The docstring could then look like:

path to a file or directory placed in the artifacts directory, either absolute ``$artifactsdir/report.html`` or relative ``report.html``.
It will represent task output specific for this particular :attr:``item``.

I think with the example it's quite obvious that relative means relative to artifacts dir.

All three approaches are fine, as long as they're clear form the docstring documentation. I prefer enforcing absolute paths in a setter, if you want to make it really simple, or being more user friendly and allowing relative paths from the artifactsdir, if you don't mind having the code more complicated.

libtaskotron/directives/resultsdb_directive.py
231

Those are good arguments.

232

Line 207 starts on column 17, but line 208 starts on column 25 (I would expect 21). I think that's what triggered that lint warning. The same for lines 213 and 214.

jskladan updated this revision to Diff 1035.Jun 15 2015, 1:45 PM
  • Linter is satisfied, adjusted path handling as proposed by @kparal
kparal accepted this revision.Jun 16 2015, 11:37 AM

Please fix the copy paste error, otherwise looks good to me.

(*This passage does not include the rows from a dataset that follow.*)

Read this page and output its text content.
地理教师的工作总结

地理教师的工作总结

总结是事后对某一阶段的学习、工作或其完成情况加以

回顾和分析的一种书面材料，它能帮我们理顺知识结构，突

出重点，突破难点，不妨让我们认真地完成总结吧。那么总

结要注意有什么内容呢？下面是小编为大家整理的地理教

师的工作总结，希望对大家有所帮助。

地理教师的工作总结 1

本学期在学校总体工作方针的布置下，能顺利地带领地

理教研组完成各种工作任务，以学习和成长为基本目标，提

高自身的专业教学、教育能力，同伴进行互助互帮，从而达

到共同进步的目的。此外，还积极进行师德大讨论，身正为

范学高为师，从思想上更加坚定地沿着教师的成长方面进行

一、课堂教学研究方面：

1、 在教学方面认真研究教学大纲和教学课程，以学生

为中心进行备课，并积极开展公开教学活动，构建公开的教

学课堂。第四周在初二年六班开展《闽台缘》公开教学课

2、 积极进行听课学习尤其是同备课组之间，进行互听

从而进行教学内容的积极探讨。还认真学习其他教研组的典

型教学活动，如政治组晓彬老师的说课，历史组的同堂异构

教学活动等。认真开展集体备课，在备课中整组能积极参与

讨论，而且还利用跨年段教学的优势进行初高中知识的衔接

testing/test_resultsdb_directive.py
182–183

This looks like a copy paste error.

This revision is now accepted and ready to land.Jun 16 2015, 11:37 AM
jskladan updated this revision to Diff 1045.Jun 17 2015, 7:36 AM
  • fixed according to review
Closed by commit rLTRN5d9b1a6feee3: Allow checks to set result's log_url to specific artifact (authored by Josef Skladanka <jskladan@redhat.com>). · Explain WhyJun 17 2015, 8:13 AM
This revision was automatically updated to reflect the committed changes.